Judgments in the Court of Common Pleas

A judgment is the final disposition of a lawsuit. Default judgment is a judgment rendered because of the defendant's failure to answer to appear. Summary judgment is a judgment given on the basis of pleadings, affidavits, and exhibits presented for the record without any need for a trial. It is used when there is no dispute as to the facts of the case and one party is entitled to a judgment as a matter of law. Consent judgment occurs when the provisions and terms of the judgment are agreed on by the parties and submitted to the court for its sanction and approval.

What is a judgment?

A judgment is simply a determination by the Court of who owes whom and in what amount. It is not an order for payment. The Court cannot guarantee that the winning party will ever collect on the judgment. When a party has had a judgment entered in their favor and the losing party has not paid or appealed, the Court does not take any further action.

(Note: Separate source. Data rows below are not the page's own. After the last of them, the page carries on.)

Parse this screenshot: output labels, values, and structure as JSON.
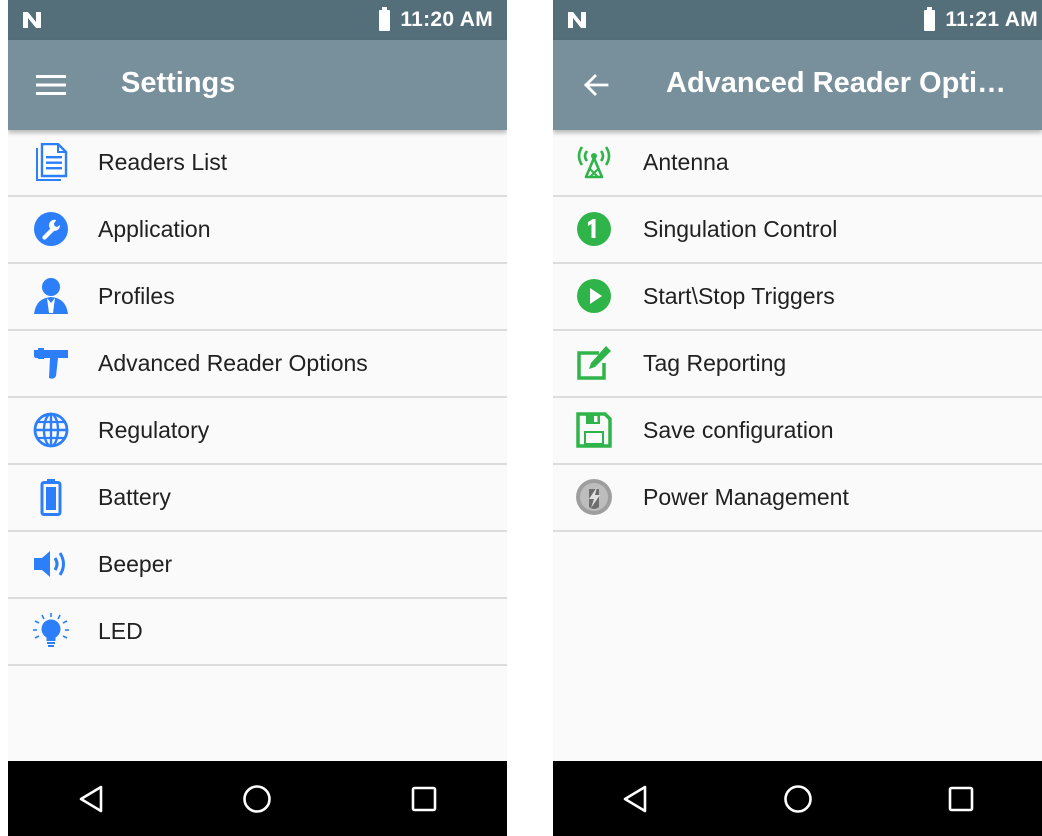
{
  "left_screen": {
    "status": {
      "time": "11:20 AM"
    },
    "appbar": {
      "title": "Settings"
    },
    "menu": [
      {
        "label": "Readers List",
        "icon": "document-icon"
      },
      {
        "label": "Application",
        "icon": "wrench-icon"
      },
      {
        "label": "Profiles",
        "icon": "person-icon"
      },
      {
        "label": "Advanced Reader Options",
        "icon": "rfid-reader-icon"
      },
      {
        "label": "Regulatory",
        "icon": "globe-icon"
      },
      {
        "label": "Battery",
        "icon": "battery-icon"
      },
      {
        "label": "Beeper",
        "icon": "speaker-icon"
      },
      {
        "label": "LED",
        "icon": "lightbulb-icon"
      }
    ]
  },
  "right_screen": {
    "status": {
      "time": "11:21 AM"
    },
    "appbar": {
      "title": "Advanced Reader Opti…"
    },
    "menu": [
      {
        "label": "Antenna",
        "icon": "antenna-icon"
      },
      {
        "label": "Singulation Control",
        "icon": "number-one-icon"
      },
      {
        "label": "Start\\Stop Triggers",
        "icon": "play-icon"
      },
      {
        "label": "Tag Reporting",
        "icon": "edit-icon"
      },
      {
        "label": "Save configuration",
        "icon": "save-icon"
      },
      {
        "label": "Power Management",
        "icon": "power-management-icon"
      }
    ]
  },
  "colors": {
    "status_bar": "#546e7a",
    "app_bar": "#78909c",
    "blue_icon": "#2d7ff9",
    "green_icon": "#2fb44a",
    "nav_bar": "#000000"
  }
}
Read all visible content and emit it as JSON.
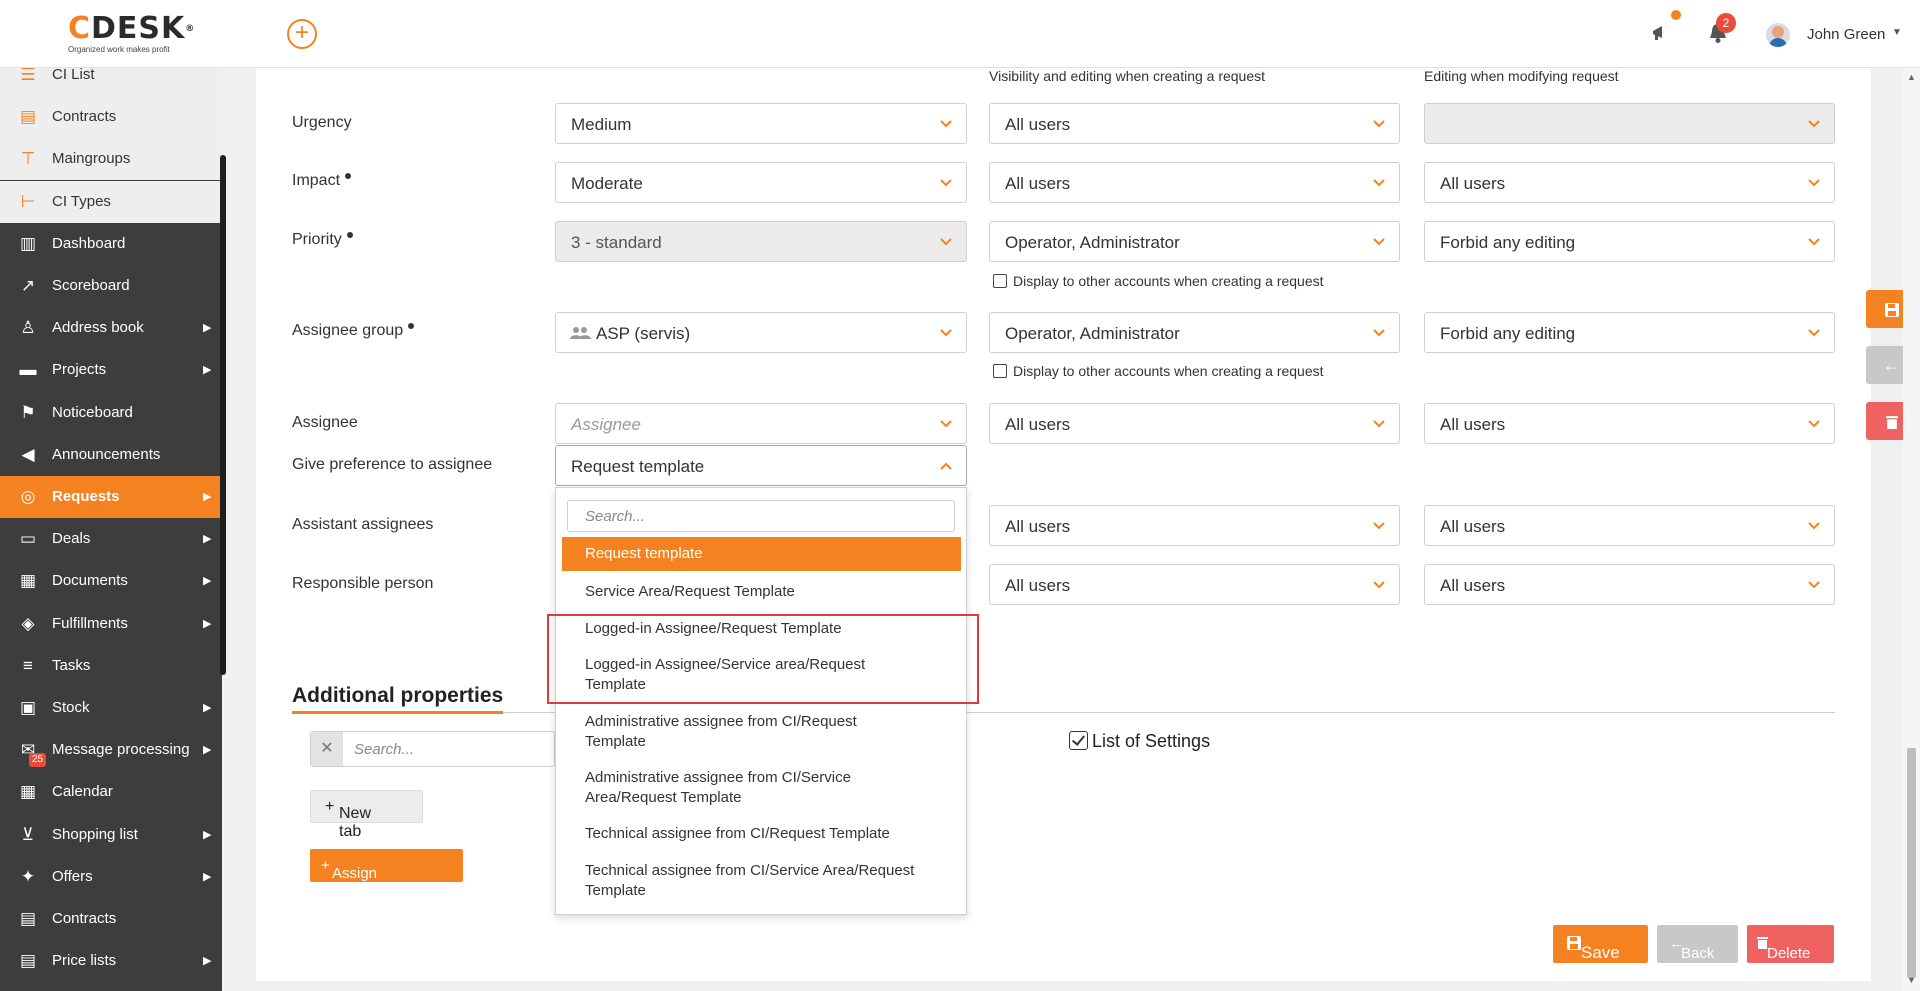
{
  "header": {
    "logo_text": "DESK",
    "logo_c": "C",
    "logo_reg": "®",
    "logo_tagline": "Organized work makes profit",
    "notification_count": "2",
    "user_name": "John Green"
  },
  "sidebar": {
    "items": [
      {
        "label": "CI List",
        "icon": "list-icon",
        "style": "light"
      },
      {
        "label": "Contracts",
        "icon": "contract-icon",
        "style": "light"
      },
      {
        "label": "Maingroups",
        "icon": "maingroups-icon",
        "style": "light"
      },
      {
        "label": "CI Types",
        "icon": "ci-types-icon",
        "style": "light"
      },
      {
        "label": "Dashboard",
        "icon": "dashboard-icon"
      },
      {
        "label": "Scoreboard",
        "icon": "scoreboard-icon"
      },
      {
        "label": "Address book",
        "icon": "person-icon",
        "submenu": true
      },
      {
        "label": "Projects",
        "icon": "projects-icon",
        "submenu": true
      },
      {
        "label": "Noticeboard",
        "icon": "noticeboard-icon"
      },
      {
        "label": "Announcements",
        "icon": "megaphone-icon"
      },
      {
        "label": "Requests",
        "icon": "requests-icon",
        "submenu": true,
        "active": true
      },
      {
        "label": "Deals",
        "icon": "deals-icon",
        "submenu": true
      },
      {
        "label": "Documents",
        "icon": "documents-icon",
        "submenu": true
      },
      {
        "label": "Fulfillments",
        "icon": "box-icon",
        "submenu": true
      },
      {
        "label": "Tasks",
        "icon": "tasks-icon"
      },
      {
        "label": "Stock",
        "icon": "stock-icon",
        "submenu": true
      },
      {
        "label": "Message processing",
        "icon": "mail-icon",
        "submenu": true,
        "badge": "25"
      },
      {
        "label": "Calendar",
        "icon": "calendar-icon"
      },
      {
        "label": "Shopping list",
        "icon": "cart-icon",
        "submenu": true
      },
      {
        "label": "Offers",
        "icon": "gift-icon",
        "submenu": true
      },
      {
        "label": "Contracts",
        "icon": "contract-icon"
      },
      {
        "label": "Price lists",
        "icon": "price-list-icon",
        "submenu": true
      }
    ]
  },
  "columns": {
    "visibility_header": "Visibility and editing when creating a request",
    "editing_header": "Editing when modifying request"
  },
  "rows": {
    "urgency": {
      "label": "Urgency",
      "value": "Medium",
      "visibility": "All users",
      "editing": ""
    },
    "impact": {
      "label": "Impact",
      "value": "Moderate",
      "visibility": "All users",
      "editing": "All users"
    },
    "priority": {
      "label": "Priority",
      "value": "3 - standard",
      "visibility": "Operator, Administrator",
      "editing": "Forbid any editing",
      "display_other": "Display to other accounts when creating a request"
    },
    "assignee_group": {
      "label": "Assignee group",
      "value": "ASP (servis)",
      "visibility": "Operator, Administrator",
      "editing": "Forbid any editing",
      "display_other": "Display to other accounts when creating a request"
    },
    "assignee": {
      "label": "Assignee",
      "placeholder": "Assignee",
      "visibility": "All users",
      "editing": "All users"
    },
    "give_preference": {
      "label": "Give preference to assignee",
      "value": "Request template"
    },
    "assistant": {
      "label": "Assistant assignees",
      "visibility": "All users",
      "editing": "All users"
    },
    "responsible": {
      "label": "Responsible person",
      "visibility": "All users",
      "editing": "All users"
    }
  },
  "dropdown": {
    "search_placeholder": "Search...",
    "options": [
      "Request template",
      "Service Area/Request Template",
      "Logged-in Assignee/Request Template",
      "Logged-in Assignee/Service area/Request Template",
      "Administrative assignee from CI/Request Template",
      "Administrative assignee from CI/Service Area/Request Template",
      "Technical assignee from CI/Request Template",
      "Technical assignee from CI/Service Area/Request Template"
    ],
    "selected": "Request template"
  },
  "additional": {
    "title": "Additional properties",
    "search_placeholder": "Search...",
    "list_of_settings": "List of Settings",
    "new_tab": "New tab",
    "assign_property": "Assign property"
  },
  "actions": {
    "save": "Save",
    "back": "Back",
    "delete": "Delete"
  },
  "colors": {
    "accent": "#f58220",
    "sidebar_bg": "#3d3d3d",
    "danger": "#f06262",
    "highlight": "#e0393e"
  }
}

How do you collect on your money?

The procedures for collecting a judgment may be complicated. You may attach the party's wages or levy on goods and chattels. To do so, you must file a Praecipe with the Court requesting a Writ of Attachment for a wage attachment, or Writ of Fi Fa to levy on goods and chattels. If you are seeking a wage attachment, under Federal and Delaware Law, a portion of the debtor's wages are exempt from the execution process.

If you desire to create a lien on real property owned by the defendant, the plaintiff must transfer the judgment to the Prothonotary of the Superior Court in any county in which the property is located. A judgment so transferred becomes a lien, from the date transferred, on all real estate of the losing party within the county in which the Prothonotary's office was located.